Für HR Verantwortliche sehen wir eine zusätzliche Chance: Jetzt ist ein guter Zeitpunkt, Neues auszuprobieren. Vielleicht haben Sie schon lange eine Vision, was geändert gehört. Jetzt, wo das Arbeitsumfeld in ganz Österreich sich stark verändert, finden Sie vielleicht auch in der Chefetage ein offeneres Ohr. Das Eisen ist heiß, jetzt muss man es schmieden. Wir haben gesehen, dass die neue Art des Arbeitens in vielen Unternehmen gut funktioniert hat.
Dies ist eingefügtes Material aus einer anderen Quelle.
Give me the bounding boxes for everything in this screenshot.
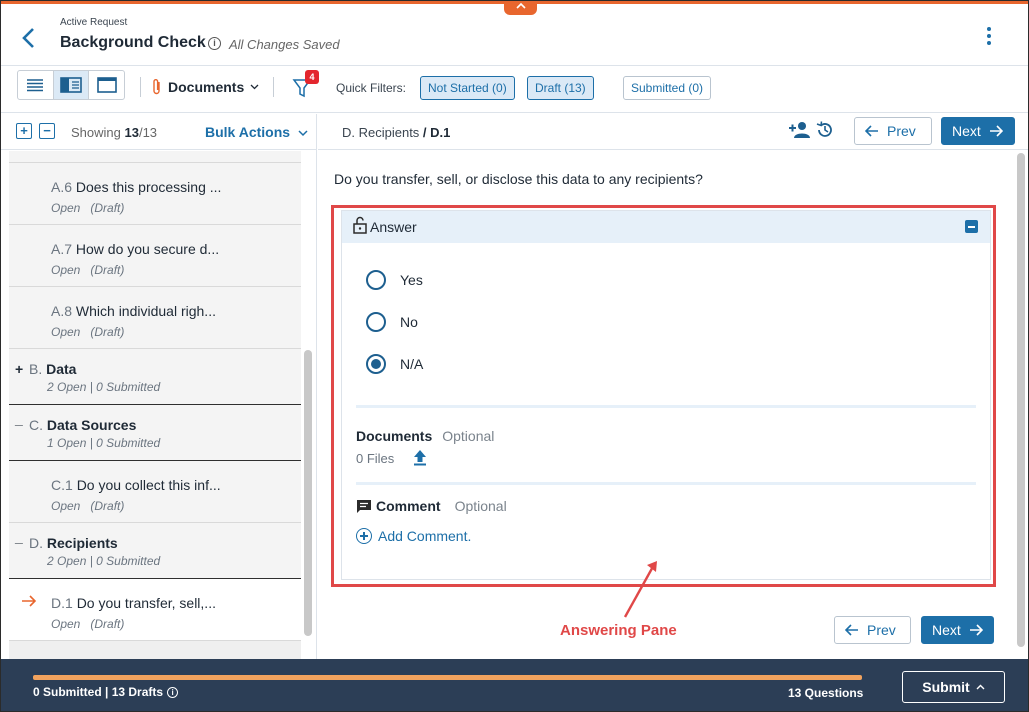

Darüber sollten HR Verantwortliche jetzt sprechen. Es ist auch hier der richtige Zeitpunkt neue Modelle auszuprobieren. Aber es ist jetzt auch ein guter Zeitpunkt noch transparenter zu kommunizieren, Ängste anzusprechen, zu beruhigen. Wir sehen bei unseren Kunden und Kundinnen, dass Mitarbeiter ihren Arbeitsplatz nicht mehr als selbstverständlich sehen und auch der kausale Zusammenhang - eigene Leistung - Kundenzufriedenheit - guter Verkauf - gesundes Unternehmen - eigener Erfolg, besser erkannt wird. Das birgt auch eine einmalige Chance im Diskurs.

Was unterscheidet Sie von anderen Agenturen?
Wir beeindrucken Kunden nicht nur mit unserer Arbeit, sondern auch mit Schnelligkeit, Verständnistiefe, Leidenschaft und Chuzpe. Zum Bespiel konnten wir während dem „Lockdown“ gleich vier Neukundenkampagnen gleichzeitig entwickeln.

Wie haben Sie als Agentur die Coronakrise erlebt?
Gut. Dadurch wir bereits seit Jahren eine autonome Struktur haben, hat sich nichts wesentlich geändert. Nur die persönlichen Treffen mit Kunden und Kollegen haben uns gefehlt.
Gott sei Dank, war unsere Auftragslage akzeptabel. Dennoch waren einige Projekte von Covid-19 direkt betroffen oder wurden verschoben.

Frau Himmer, Frau Buchheim, herzlichen Dank für das Gespräch.